Dana has had two stints at the U.S. Digital Service, where she was a founding user experience researcher. Both stints focused on digital transformation and process reengineering in immigration systems.
Dana spent a year experimenting through projects at Project Redesign (a project of National Conference on Citizenship), where she helped design the Tech Executive Leadership Initiative with the Tech Policy Hub and the Tech Talent Project. She was the first Executive Director for Customer Experience at the Department of Homeland Security, where she built the program and the practice from the ground up and institutionalized customer experience functions in DHS headquarters and six of the component agencies (CBP, CISA, FEMA, ICE, TSA, and USCIS).
She created the Field Guides To Ensuring Voter Intent. The Field Guides are 10 volumes of evidence-based design guidance covering topics from ballot design to website accessibility. The Field Guides are in the permanent collection at the Cooper Hewitt, Smithsonian Design Museum.
Dana’s team at at the Center for Civic Design (2013-2020) was the first to map the experience of American voters. She worked on what is now is the basis of the digital user interfaces on most commercially available voting systems today.

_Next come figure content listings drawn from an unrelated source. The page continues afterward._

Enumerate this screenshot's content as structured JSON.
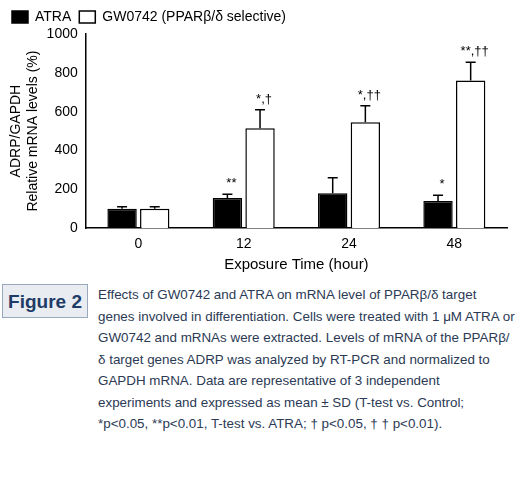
{
  "chart_data": {
    "type": "bar",
    "categories": [
      "0",
      "12",
      "24",
      "48"
    ],
    "xlabel": "Exposure Time (hour)",
    "ylabel": [
      "ADRP/GAPDH",
      "Relative mRNA levels (%)"
    ],
    "ylim": [
      0,
      1000
    ],
    "yticks": [
      0,
      200,
      400,
      600,
      800,
      1000
    ],
    "grid": false,
    "legend": "top",
    "series": [
      {
        "name": "ATRA",
        "color": "#000000",
        "values": [
          100,
          155,
          180,
          140
        ],
        "error": [
          10,
          20,
          80,
          30
        ],
        "annotations": [
          null,
          "**",
          null,
          "*"
        ]
      },
      {
        "name": "GW0742 (PPARβ/δ selective)",
        "color": "#ffffff",
        "values": [
          100,
          515,
          545,
          760
        ],
        "error": [
          10,
          95,
          85,
          95
        ],
        "annotations": [
          null,
          "*,†",
          "*,††",
          "**,††"
        ]
      }
    ]
  },
  "figure_label": "Figure 2",
  "caption": "Effects of GW0742 and ATRA on mRNA level of PPARβ/δ target genes involved in differentiation. Cells were treated with 1 μM ATRA or GW0742 and mRNAs were extracted. Levels of mRNA of the PPARβ/δ target genes ADRP was analyzed by RT-PCR and normalized to GAPDH mRNA. Data are representative of 3 independent experiments and expressed as mean ± SD (T-test vs. Control; *p<0.05, **p<0.01, T-test vs. ATRA; † p<0.05, † † p<0.01)."
}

For 4 years, Dana taught a field course on design in government at the Harvard Kennedy School of Government in the Masters level Democracy, Politics and Institutions program. She was a Non-Resident Fellow in the Belfer Center Technology and Public Purpose Project.
For three years, she also taught with Whitney Quesenbery a course on design in elections that is part of the Election Academy at the University of Minnesota – the first university program to professionalize election administration.
Dana is an expert in plain language, forms design, and design for older adults. Her work on design for older adults includes groundbreaking work at AARP that was the basis for several requirements in the Web Content Accessibility Guidelines (WCAG).
Dana and Jeff Rubin wrote the Handbook of Usability Testing Second Edition (Wiley 2008), the seminal book on the topic.